A before-and-after study design was conducted in three neurological intensive care units (total of 45 beds) of a medical center in northern Taiwan. A multidisciplinary PR reduction program was implemented, with four phases of data collection. Data on the number and duration of PR were extracted from a database. In the first preintervention phase, data on the rate (number or frequency) and duration of PR were collected for 12 months before program implementation. The next three data collection phases were 1 month (introduction), 3 months (intermediate), and 6 months (maintenance) after program implementation. The chi-square test, one-way analysis of variance with Scheffe’s post hoc tests, and logistic regression method were used for data analysis.


The results showed that PR was used 72.8 mean times per month before program implementation. After implementation, the mean times per month fell to 40 after the first postimplementation month (introduction), 53.3 after 3 months (intermediate), and 36.2 after 6 months (maintenance). Implementation of the PR reduction program resulted in a decreased incidence rate of PR from 6.1% to 3.2% (event/total patient day) and a decrease in the percentage of patients who were restrained for more than 24 hours from 69.6% to 34.1%. The results of the logistic regression model showed that PR of more than 24 hours was significantly less in the postintervention phases: introduction phase (odds ratio [OR] = 0.31), intermediate phase (OR = 0.16), and maintenance phase (OR = 0.18). Moreover, PR of more than 24 hours was significantly higher in patients with endotracheal intubation (OR = 1.51) and nasogastric intubation (OR = 2.16) and with Glasgow Coma Scale scores of 6–8 (OR = 2.36), 9–12 (OR = 2.40), and 13–15 (OR = 2.15).

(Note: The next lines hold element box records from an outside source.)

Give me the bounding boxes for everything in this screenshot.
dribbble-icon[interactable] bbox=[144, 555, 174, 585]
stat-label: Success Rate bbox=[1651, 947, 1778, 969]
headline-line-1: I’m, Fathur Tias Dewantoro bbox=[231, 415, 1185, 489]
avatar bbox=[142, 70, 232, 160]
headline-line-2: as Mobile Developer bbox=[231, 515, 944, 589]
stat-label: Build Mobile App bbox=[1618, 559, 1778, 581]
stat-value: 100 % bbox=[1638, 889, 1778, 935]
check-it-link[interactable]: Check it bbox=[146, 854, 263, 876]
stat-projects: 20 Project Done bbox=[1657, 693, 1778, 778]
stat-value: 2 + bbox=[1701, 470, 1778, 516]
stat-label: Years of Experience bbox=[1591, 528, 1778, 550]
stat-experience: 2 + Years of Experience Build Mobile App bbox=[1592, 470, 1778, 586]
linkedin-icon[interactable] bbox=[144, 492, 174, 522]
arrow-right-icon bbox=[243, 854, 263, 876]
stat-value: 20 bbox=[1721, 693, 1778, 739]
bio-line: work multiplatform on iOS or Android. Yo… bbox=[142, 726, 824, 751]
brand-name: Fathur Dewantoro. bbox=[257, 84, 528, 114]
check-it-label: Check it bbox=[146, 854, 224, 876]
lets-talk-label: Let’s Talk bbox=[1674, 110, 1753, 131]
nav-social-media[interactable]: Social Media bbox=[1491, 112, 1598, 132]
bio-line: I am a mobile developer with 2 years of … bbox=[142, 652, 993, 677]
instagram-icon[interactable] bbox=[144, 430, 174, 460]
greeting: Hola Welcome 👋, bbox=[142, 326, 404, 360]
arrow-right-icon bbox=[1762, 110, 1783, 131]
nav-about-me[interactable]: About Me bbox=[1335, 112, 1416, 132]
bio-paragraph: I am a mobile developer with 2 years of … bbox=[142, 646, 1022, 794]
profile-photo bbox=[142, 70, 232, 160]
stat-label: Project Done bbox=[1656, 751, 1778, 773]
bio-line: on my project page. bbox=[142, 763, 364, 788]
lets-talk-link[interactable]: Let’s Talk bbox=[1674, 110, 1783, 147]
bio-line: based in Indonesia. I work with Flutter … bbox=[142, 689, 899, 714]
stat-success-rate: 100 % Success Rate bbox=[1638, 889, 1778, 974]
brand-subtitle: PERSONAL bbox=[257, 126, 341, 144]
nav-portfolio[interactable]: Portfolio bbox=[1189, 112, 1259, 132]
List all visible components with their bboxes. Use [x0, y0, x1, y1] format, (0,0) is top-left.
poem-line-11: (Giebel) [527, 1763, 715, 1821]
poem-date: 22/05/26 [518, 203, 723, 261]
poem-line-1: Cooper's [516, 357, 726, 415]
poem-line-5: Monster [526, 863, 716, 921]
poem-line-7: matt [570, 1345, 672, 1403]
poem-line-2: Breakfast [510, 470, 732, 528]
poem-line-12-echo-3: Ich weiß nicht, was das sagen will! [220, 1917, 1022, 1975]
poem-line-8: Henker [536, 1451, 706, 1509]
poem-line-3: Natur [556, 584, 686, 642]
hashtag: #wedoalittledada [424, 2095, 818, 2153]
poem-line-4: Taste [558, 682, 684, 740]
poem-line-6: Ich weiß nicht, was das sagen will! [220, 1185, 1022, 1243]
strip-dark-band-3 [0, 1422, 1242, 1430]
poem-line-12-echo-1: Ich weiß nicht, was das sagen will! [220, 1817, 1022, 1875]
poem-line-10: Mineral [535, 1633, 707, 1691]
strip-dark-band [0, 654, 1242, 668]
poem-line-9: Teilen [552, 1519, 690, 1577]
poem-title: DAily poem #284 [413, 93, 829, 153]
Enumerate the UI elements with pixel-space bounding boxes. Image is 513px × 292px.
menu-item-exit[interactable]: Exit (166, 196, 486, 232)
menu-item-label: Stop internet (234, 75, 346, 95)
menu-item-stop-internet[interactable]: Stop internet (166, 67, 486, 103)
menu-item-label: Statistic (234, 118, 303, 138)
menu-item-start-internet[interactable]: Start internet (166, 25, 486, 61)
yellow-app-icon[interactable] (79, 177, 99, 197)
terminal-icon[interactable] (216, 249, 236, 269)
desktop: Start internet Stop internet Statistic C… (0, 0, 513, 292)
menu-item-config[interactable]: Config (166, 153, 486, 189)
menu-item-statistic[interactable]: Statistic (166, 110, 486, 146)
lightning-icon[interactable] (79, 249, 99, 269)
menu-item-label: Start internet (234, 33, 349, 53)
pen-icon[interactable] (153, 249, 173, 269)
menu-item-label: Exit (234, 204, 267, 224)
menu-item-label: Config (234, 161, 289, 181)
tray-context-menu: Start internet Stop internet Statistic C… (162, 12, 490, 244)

Conclusions/Implications for Practice:

The results support that a multidisciplinary collaborative program has the potential to decrease the incidence of PR in neurological intensive care units. A standardized protocol and policies are essential for healthcare professionals to effectively use PR as well as to effectively improve the quality of care that is provided to intensive care patients.